On the modified $J$-equation

TL;DR

This paper investigates the modified J-equation on compact Kähler manifolds, establishing a link between solvability and functional coercivity, and proposes a Nakai-Moishezon criterion for existence, verified in toric cases, with implications for extremal Kähler metrics.

Contribution

It introduces a Nakai-Moishezon type criterion for the modified J-equation and verifies it in specific cases, extending previous work and suggesting a new algebro-geometric perspective.

Findings

Solvability of the modified J-equation is equivalent to the coercivity of the modified J-functional.

A Nakai-Moishezon type criterion for existence is formulated and verified in toric cases.

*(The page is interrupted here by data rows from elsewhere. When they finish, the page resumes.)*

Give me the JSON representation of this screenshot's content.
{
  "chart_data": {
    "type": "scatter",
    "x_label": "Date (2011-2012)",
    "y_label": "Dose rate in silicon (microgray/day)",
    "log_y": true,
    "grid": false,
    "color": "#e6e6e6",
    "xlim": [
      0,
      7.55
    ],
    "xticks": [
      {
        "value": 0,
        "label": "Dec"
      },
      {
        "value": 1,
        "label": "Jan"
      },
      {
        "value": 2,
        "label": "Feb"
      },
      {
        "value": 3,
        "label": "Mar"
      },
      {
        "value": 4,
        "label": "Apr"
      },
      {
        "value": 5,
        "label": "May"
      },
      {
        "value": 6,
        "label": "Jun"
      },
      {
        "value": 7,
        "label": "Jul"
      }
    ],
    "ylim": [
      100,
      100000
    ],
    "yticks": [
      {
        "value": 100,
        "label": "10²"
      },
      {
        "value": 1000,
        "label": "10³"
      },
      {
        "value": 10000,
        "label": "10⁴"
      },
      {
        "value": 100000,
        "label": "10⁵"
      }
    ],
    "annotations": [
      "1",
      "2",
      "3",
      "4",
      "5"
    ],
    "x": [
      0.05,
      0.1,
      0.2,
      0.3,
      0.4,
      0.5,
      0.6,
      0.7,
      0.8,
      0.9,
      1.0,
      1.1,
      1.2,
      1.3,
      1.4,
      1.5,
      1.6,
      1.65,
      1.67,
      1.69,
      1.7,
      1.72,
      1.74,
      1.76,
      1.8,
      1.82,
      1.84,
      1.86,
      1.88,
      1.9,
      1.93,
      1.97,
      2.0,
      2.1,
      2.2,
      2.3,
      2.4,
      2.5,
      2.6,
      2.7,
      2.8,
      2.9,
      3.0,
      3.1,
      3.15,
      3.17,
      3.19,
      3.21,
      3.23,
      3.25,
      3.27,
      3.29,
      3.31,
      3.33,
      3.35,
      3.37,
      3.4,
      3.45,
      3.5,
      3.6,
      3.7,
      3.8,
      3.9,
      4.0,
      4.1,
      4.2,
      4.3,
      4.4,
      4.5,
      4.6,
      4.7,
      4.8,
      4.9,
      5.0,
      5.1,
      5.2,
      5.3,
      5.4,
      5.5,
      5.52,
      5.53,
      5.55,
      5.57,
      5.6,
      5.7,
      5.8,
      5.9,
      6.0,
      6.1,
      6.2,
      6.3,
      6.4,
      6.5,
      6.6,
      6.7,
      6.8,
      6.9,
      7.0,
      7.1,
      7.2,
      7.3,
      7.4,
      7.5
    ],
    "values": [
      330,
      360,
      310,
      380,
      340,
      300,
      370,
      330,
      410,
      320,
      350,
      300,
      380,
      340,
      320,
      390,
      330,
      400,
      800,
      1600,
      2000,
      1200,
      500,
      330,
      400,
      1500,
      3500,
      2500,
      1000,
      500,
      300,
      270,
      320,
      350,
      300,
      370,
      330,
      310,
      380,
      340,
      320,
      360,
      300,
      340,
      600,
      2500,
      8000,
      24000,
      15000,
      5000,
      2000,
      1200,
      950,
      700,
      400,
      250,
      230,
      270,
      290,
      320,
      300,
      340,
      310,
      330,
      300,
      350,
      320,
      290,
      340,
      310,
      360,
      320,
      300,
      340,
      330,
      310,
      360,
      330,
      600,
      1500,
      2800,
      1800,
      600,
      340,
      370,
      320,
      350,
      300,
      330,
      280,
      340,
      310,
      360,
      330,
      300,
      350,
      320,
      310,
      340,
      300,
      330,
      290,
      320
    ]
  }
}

Potential for a numerical criterion for extremal Kähler metrics under the conjectural framework.

Abstract

In this paper, we study the modified $J$-equation introduced by Li-Shi. We first show that, on compact K\"ahler manifolds, the solvability of the modified $J$-equation is equivalent to the coercivity of the modified $J$-functional. Motivated by this characterization, we formulate a Nakai-Moishezon type criterion for the existence of solutions to the modified $J$-equation on general compact K\"ahler manifolds. We then verify this conjectural criterion in the case of smooth projective toric varieties. This extends the work of Collins-Sz\'ekelyhidi and provides further evidence for the expected algebro-geometric nature of the modified $J$-equation. As a potential application, we combine our results with Delcroix-Jubert. Assuming our conjectural Nakai-Moishezon type criterion holds in general, we obtain a numerical sufficient condition for the existence of extremal K\"ahler metrics on arbitrary compact K\"ahler manifolds.